Ah, vanity plates. Almost invariably, by the time you're old enough to get one, you no longer have the desire to announce to everyone behind you that you're 1H0T1 or MISSTHANG. I myself had always intended to get one, till I realized that if I were to commit some kind of crime, it would be easy for eyewitnesses to identify my vehicle.
Not that I'm planning any drive-by snowballings or bank robberies, but it did seem prudent to avoid being super obvious.
Anyway, a guy in Washington, D.C., where weirdly huge and stupid fines are de rigeur, did not get the memo. In addition, he chose a vanity plate that ended up costing him much more than the $50 the DMV requires. Like tens of thousands of dollars more. How?
It's like this: Twenty-five years ago, Danny White had the funny idea to get license plates that read "No Tags." See, it's funny because he has tags that said he had no tags. Like when PIL called their album "album" or when Magritte made that painting of a pipe that said "this is not a pipe" underneath.
It's either incredibly surreal or unbelievably corny. Take your pick.
Another thing that it is: Expensive. The way ticket-writing in D.C. works is that if the car doesn't have a license plate, the traffic officer writes "No Tags." So each and every month, Danny receives all the tickets written on abandoned cars -- stacks and stacks of them, reams of them, tens of thousands of dollars' worth. And each and every month, he goes down to the DMV, shows proof that his car is not the type listed on each ticket, and gets them voided out.
Except that he does have a Chevrolet.

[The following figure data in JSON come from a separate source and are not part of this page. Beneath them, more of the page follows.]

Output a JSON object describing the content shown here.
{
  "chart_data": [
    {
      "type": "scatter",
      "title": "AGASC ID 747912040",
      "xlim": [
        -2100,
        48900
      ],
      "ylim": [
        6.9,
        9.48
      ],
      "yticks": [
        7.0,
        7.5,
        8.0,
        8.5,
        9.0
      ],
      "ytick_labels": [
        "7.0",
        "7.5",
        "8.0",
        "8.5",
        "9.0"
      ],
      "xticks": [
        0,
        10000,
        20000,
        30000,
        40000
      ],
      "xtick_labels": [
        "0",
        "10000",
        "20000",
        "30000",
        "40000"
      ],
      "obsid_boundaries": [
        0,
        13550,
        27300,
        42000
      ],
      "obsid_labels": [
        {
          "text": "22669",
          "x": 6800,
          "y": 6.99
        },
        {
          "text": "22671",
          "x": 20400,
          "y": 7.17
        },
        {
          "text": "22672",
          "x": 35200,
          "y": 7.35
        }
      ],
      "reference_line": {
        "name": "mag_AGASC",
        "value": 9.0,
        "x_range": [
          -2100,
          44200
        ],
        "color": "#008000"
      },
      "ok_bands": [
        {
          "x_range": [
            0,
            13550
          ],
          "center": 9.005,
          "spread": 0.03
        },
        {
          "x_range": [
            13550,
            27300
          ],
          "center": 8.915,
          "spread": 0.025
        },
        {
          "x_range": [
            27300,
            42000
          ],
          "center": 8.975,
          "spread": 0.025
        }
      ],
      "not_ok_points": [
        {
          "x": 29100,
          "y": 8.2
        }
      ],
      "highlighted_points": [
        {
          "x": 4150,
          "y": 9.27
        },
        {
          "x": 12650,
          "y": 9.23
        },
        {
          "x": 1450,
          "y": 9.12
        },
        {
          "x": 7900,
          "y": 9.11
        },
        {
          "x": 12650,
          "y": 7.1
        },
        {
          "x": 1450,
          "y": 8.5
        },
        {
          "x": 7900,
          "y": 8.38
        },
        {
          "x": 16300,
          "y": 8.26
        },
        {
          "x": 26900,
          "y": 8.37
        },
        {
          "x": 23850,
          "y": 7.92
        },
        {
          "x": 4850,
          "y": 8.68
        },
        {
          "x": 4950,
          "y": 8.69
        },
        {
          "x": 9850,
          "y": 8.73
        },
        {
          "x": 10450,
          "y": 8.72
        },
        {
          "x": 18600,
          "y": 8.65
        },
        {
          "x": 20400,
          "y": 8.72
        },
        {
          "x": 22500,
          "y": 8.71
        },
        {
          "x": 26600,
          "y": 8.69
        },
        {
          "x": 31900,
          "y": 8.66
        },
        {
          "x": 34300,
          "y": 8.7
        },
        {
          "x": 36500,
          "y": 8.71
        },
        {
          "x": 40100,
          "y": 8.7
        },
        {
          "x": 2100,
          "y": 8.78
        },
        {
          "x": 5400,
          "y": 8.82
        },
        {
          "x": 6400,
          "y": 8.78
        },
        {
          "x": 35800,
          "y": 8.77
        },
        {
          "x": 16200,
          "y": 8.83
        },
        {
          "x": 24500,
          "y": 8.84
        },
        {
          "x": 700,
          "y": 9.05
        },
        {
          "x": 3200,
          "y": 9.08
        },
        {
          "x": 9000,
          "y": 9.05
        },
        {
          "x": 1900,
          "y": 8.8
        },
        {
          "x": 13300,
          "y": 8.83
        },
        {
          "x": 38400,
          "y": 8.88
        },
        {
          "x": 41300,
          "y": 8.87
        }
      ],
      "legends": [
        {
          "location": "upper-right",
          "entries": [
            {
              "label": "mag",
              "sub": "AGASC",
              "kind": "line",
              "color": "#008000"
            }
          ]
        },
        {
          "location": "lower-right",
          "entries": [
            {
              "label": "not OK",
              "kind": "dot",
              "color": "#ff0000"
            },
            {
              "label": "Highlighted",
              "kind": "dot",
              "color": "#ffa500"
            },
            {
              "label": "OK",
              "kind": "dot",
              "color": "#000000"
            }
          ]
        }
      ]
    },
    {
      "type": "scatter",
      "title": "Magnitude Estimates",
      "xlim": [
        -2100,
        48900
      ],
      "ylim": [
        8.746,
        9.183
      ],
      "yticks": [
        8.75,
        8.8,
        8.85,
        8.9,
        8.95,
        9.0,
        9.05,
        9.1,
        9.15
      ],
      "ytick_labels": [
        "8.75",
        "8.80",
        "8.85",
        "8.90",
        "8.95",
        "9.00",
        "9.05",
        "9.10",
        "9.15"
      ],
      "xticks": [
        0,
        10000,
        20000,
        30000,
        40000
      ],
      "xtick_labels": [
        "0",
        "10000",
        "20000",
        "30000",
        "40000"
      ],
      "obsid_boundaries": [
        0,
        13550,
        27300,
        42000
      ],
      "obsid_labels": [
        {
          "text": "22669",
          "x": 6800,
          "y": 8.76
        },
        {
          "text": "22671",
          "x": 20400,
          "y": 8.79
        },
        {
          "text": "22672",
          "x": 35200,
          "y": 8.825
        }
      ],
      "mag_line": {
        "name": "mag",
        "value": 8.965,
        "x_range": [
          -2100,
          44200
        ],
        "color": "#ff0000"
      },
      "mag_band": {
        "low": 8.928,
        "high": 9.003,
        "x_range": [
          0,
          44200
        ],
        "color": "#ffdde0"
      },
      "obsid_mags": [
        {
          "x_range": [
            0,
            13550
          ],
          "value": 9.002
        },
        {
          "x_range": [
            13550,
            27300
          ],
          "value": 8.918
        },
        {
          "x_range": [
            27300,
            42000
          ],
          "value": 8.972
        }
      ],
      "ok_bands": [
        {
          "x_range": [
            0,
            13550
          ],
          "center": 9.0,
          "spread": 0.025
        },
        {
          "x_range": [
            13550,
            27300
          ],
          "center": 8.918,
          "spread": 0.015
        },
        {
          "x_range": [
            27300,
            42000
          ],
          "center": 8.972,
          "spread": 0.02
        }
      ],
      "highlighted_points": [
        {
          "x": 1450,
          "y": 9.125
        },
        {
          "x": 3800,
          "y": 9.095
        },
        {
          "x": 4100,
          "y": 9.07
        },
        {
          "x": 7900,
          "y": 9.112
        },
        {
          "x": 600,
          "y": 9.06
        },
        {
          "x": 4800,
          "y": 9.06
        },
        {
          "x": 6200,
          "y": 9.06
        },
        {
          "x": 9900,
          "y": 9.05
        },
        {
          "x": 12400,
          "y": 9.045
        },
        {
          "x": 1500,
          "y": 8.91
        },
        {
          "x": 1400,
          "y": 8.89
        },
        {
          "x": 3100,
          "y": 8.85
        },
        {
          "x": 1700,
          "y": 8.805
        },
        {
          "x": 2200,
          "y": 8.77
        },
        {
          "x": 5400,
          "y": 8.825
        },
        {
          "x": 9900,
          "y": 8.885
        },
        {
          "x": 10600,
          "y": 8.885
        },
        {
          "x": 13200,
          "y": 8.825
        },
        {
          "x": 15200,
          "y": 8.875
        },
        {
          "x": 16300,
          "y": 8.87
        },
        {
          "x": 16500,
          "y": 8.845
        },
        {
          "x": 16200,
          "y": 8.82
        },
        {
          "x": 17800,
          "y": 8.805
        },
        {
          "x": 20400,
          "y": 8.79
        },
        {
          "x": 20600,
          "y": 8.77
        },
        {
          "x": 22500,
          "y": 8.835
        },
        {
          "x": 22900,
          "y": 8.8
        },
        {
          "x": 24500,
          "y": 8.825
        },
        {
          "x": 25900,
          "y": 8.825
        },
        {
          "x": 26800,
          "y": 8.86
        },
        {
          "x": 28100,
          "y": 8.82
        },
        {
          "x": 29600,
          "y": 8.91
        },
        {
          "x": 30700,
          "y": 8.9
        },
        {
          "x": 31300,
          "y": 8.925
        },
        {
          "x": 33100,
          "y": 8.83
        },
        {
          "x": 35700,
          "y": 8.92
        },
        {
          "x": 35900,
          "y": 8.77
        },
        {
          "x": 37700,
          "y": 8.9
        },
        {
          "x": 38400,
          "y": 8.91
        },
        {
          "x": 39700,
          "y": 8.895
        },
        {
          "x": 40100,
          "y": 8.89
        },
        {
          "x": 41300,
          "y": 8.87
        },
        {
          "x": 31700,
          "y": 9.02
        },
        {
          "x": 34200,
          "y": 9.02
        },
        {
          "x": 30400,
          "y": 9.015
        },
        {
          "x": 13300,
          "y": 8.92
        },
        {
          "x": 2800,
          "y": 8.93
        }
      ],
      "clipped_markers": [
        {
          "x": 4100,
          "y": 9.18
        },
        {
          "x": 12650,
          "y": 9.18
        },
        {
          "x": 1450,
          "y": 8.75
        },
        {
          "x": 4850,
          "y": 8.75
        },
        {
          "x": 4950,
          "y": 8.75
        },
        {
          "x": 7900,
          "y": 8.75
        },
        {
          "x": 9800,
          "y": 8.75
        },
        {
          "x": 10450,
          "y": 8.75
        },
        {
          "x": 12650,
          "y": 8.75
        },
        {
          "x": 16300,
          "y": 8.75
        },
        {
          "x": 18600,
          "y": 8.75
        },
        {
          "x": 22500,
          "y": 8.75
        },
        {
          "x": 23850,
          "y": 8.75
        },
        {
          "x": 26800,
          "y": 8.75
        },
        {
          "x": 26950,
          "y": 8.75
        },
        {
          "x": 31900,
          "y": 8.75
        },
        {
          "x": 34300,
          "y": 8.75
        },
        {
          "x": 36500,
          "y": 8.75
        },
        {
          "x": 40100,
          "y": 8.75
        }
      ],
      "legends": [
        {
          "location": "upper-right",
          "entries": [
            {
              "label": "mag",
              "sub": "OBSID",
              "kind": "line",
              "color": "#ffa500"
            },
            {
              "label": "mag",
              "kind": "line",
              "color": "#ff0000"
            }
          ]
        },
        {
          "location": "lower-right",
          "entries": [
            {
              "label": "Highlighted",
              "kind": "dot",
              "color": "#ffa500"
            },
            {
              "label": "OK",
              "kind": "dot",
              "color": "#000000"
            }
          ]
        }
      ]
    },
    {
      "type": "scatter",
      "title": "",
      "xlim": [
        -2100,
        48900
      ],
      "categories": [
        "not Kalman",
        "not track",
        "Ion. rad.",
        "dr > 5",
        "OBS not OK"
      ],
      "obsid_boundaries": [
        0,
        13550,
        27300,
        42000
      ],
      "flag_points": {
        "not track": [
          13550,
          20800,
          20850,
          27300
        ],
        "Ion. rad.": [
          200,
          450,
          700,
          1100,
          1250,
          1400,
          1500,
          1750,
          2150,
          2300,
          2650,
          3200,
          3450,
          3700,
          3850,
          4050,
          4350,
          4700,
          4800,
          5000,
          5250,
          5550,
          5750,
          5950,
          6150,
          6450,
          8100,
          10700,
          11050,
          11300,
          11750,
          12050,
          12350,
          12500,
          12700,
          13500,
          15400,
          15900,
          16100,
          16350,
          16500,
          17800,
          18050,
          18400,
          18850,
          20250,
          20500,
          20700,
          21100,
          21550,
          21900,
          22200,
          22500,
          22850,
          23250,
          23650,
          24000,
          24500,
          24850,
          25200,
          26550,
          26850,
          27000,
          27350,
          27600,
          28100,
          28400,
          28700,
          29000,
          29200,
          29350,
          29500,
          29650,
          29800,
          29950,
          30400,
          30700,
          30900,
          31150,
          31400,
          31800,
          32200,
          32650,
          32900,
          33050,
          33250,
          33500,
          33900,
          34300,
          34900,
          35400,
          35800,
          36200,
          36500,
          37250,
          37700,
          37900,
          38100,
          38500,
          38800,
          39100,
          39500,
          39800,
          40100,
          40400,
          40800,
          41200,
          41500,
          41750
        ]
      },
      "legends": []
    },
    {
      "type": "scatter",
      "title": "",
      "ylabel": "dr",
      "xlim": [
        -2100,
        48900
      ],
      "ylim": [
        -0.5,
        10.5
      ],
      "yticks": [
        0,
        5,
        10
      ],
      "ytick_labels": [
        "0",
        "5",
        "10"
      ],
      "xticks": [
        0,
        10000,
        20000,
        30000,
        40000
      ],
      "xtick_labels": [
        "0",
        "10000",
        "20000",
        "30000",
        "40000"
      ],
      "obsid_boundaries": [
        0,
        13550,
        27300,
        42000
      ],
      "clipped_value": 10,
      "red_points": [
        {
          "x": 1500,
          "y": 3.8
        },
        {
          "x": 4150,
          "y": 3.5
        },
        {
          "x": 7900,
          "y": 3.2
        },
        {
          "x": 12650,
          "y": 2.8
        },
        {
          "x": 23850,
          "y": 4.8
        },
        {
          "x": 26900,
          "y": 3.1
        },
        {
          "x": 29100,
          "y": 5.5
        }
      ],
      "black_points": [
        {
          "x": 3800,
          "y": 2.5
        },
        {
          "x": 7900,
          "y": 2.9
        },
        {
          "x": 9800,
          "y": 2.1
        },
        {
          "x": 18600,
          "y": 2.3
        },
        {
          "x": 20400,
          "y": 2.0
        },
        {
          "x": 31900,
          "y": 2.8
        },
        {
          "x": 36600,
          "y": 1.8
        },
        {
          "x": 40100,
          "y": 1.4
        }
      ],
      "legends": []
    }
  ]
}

So any tickets written on abandoned Chevrolets can't be dismissed.
He contacted a local TV station, which straightened things out by getting the DMV to change its protocol -- now, tickets written on abandoned cars use a part of the car's VIN number, which is probably a better system anyway.
Which left me wondering: What would be an even more ill-conceived vanity license plate?
Well, if I had one that read $5KFINE, I'd probably owe five grand every time I got a ticket, regardless of the infraction.
I suppose TICKETME or PULMEOVR would probably have an undesired effect.
DRUNK and SPEEDNG would definitely be a bad idea. So would STOLEN.
The rest of my ideas are decidedly un-PC, so I'm going to leave it at that.
By the way, when asked why he does not just change his license plate, White revealed himself to be both a jokester and unbelieeeeevably stubborn. He paid for them, he should get to use them, he says. It's the principal of the thing.
What would you want on your personalized plates, if you had to get some -- or if you do have them, what do they say?